Can the owner of an acclaimed nouvelle cuisine restaurant that often features snails, squabs and sweetbreads succeed in the kitchen of a popular Mexican restaurant where culinary favorites include tacos and Mayan chicken?
We`ll find out Sunday when Carlos Nieto, co-owner of Carlos restaurant in Highland Park, becomes guest chef-of-the-day at Hat Dance restaurant, 325 W. Huron St.
The question is even more intriguing when one considers that Nieto, along with wife, Deborah, is owner, not chef, of his classy restaurant. A successful owner is not necessarily a successful cook.
”Whatever happens, it`s going to be a lot of fun-we`ll have tequila,”
says David Schy, Hat Dance executive chef.
”You mean, the tequila will be in the kitchen?” Nieto asks.
The two men were in Hat Dance last week, doing a dry run of sorts of the upcoming Nieto menu. Nieto`s son, Adam, 13, who will assist his dad on Sunday, also was along.

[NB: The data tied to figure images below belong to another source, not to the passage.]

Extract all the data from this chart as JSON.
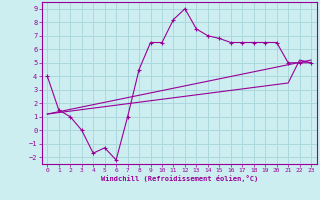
{
  "xlabel": "Windchill (Refroidissement éolien,°C)",
  "bg_color": "#cceef0",
  "grid_color": "#aad8dc",
  "line_color": "#990099",
  "xlim": [
    -0.5,
    23.5
  ],
  "ylim": [
    -2.5,
    9.5
  ],
  "xticks": [
    0,
    1,
    2,
    3,
    4,
    5,
    6,
    7,
    8,
    9,
    10,
    11,
    12,
    13,
    14,
    15,
    16,
    17,
    18,
    19,
    20,
    21,
    22,
    23
  ],
  "yticks": [
    -2,
    -1,
    0,
    1,
    2,
    3,
    4,
    5,
    6,
    7,
    8,
    9
  ],
  "line1_x": [
    0,
    1,
    2,
    3,
    4,
    5,
    6,
    7,
    8,
    9,
    10,
    11,
    12,
    13,
    14,
    15,
    16,
    17,
    18,
    19,
    20,
    21,
    22,
    23
  ],
  "line1_y": [
    4.0,
    1.5,
    1.0,
    0.0,
    -1.7,
    -1.3,
    -2.2,
    1.0,
    4.5,
    6.5,
    6.5,
    8.2,
    9.0,
    7.5,
    7.0,
    6.8,
    6.5,
    6.5,
    6.5,
    6.5,
    6.5,
    5.0,
    5.0,
    5.0
  ],
  "line2_x": [
    0,
    23
  ],
  "line2_y": [
    1.2,
    5.2
  ],
  "line3_x": [
    0,
    21,
    22,
    23
  ],
  "line3_y": [
    1.2,
    3.5,
    5.2,
    5.0
  ]
}
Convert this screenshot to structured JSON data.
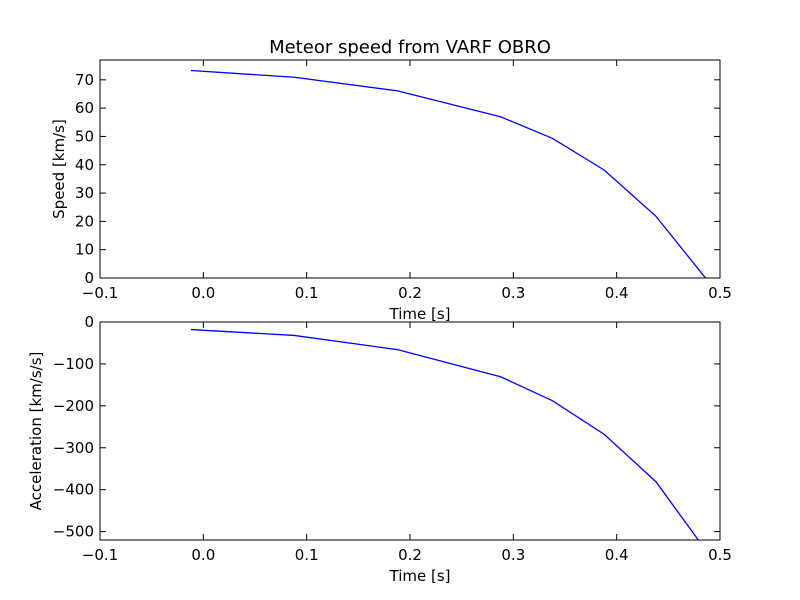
{
  "title": "Meteor speed from  VARF OBRO",
  "chart_data": [
    {
      "type": "line",
      "title": "Meteor speed from  VARF OBRO",
      "xlabel": "Time [s]",
      "ylabel": "Speed [km/s]",
      "xlim": [
        -0.1,
        0.5
      ],
      "ylim": [
        0,
        77
      ],
      "grid": false,
      "x_ticks": [
        "−0.1",
        "0.0",
        "0.1",
        "0.2",
        "0.3",
        "0.4",
        "0.5"
      ],
      "y_ticks": [
        "0",
        "10",
        "20",
        "30",
        "40",
        "50",
        "60",
        "70"
      ],
      "color": "#0000ff",
      "series": [
        {
          "x": [
            -0.012,
            0.088,
            0.188,
            0.288,
            0.338,
            0.388,
            0.438,
            0.486
          ],
          "y": [
            73.3,
            70.9,
            66.1,
            56.9,
            49.3,
            38.1,
            21.8,
            0
          ]
        }
      ]
    },
    {
      "type": "line",
      "title": "",
      "xlabel": "Time [s]",
      "ylabel": "Acceleration [km/s/s]",
      "xlim": [
        -0.1,
        0.5
      ],
      "ylim": [
        -520,
        0
      ],
      "grid": false,
      "x_ticks": [
        "−0.1",
        "0.0",
        "0.1",
        "0.2",
        "0.3",
        "0.4",
        "0.5"
      ],
      "y_ticks": [
        "0",
        "−100",
        "−200",
        "−300",
        "−400",
        "−500"
      ],
      "color": "#0000ff",
      "series": [
        {
          "x": [
            -0.012,
            0.088,
            0.188,
            0.288,
            0.338,
            0.388,
            0.438,
            0.479
          ],
          "y": [
            -18,
            -32,
            -66,
            -131,
            -188,
            -268,
            -381,
            -520
          ]
        }
      ]
    }
  ]
}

”Oh, I have something for you,” Schy says to Nieto, and he brings out a white Hat Dance cook`s jacket that has Nieto`s name neatly stitched over the pocket. Nieto looks at it and starts laughing.
”That would fit my son,” he says. ”I`ve gained a little weight since you and I first met.”
”Better try some Slim Fast,” Schy says.
The Sunday convergence, with or without tequila, stems from a friendship between Nieto and Schy that started in 1978 when Nieto, then 30 and weighing 35 pounds less, was head waiter and Schy, then 20, was a line cook at Le Francais restaurant in Wheeling.
”We always had warm, good feelings toward each other, right from the beginning,” Nieto says.
”We used to always call each other `partner,”` Schy says. ”When Carlos opened his restaurant (in 1980), he asked me to be one of his chefs, but I knew I was too young. I wasn`t ready.”
Instead, Schy went to California for several years before returning to Chicago in 1986 to open Hat Dance, a Lettuce Entertain You Enterprises restaurant. He took his wife, also named Deborah, to Carlos for a wedding anniversary.
”I always knew Carlos could cook because he had invited us once to an outdoor Mexican barbecue in his back yard,” Schy says.
”We have been talking about doing this for a while.”
Actually, Nieto probably will be a natural in the Hat Dance kitchen. He`s from Mexico and grew up with Mexican cooking, so he knows his moles and salsas.
Sunday`s menu at Hat Dance will be a la carte; customers can order a mixture of Nieto and Schy, or all of one or the other. For reservations or more information, call 312-649-0066.
SCALLOP AND ASPARAGUS BROCHETTES WITH SUN-DRIED TOMATO SALSA
Preparation time: 20 minutes
Standing time: 1 hour
Cooking time: 4 to 6 minutes
Yield: 4 servings
Salsa:
1 1/2 ounces sun-dried tomatoes (not oil packed), finely chopped
8 pitted green olives, chopped
1 green onion, sliced
1/2 small yellow bell pepper, finely diced
1 serrano chili pepper, seeded if desired, minced
Grated rind and juice of 1 orange
Grated rind and juice of 1 lime
Juice of 1 lemon
1/2 cup olive oil
1/4 cup white wine vinegar
Salt, fresly ground pepper to taste
Brochettes:
8 slender asparagus spears
1-2 tablespoons olive oil
Salt, freshly ground pepper to taste
1 pound sea scallops
1. For the salsa, mix all ingredients in a medium bowl. Let stand at least 1 hour before using. Salsa can be made in advance, covered tightly and refrigerated.
2. With a small, sharp knife, shape the end of the asparagus spears into a sharp tip. Brush asparagus spears with oil and season with salt and pepper. Thread scallops onto the 8 asparagus spears, dividing evenly.
3. Preheat broiler. Arrange skewered spears on a baking sheet. Broil, 6 inches from heat source, turning once, until scallops are cooked through, 4 to 6 minutes. Serve with salsa.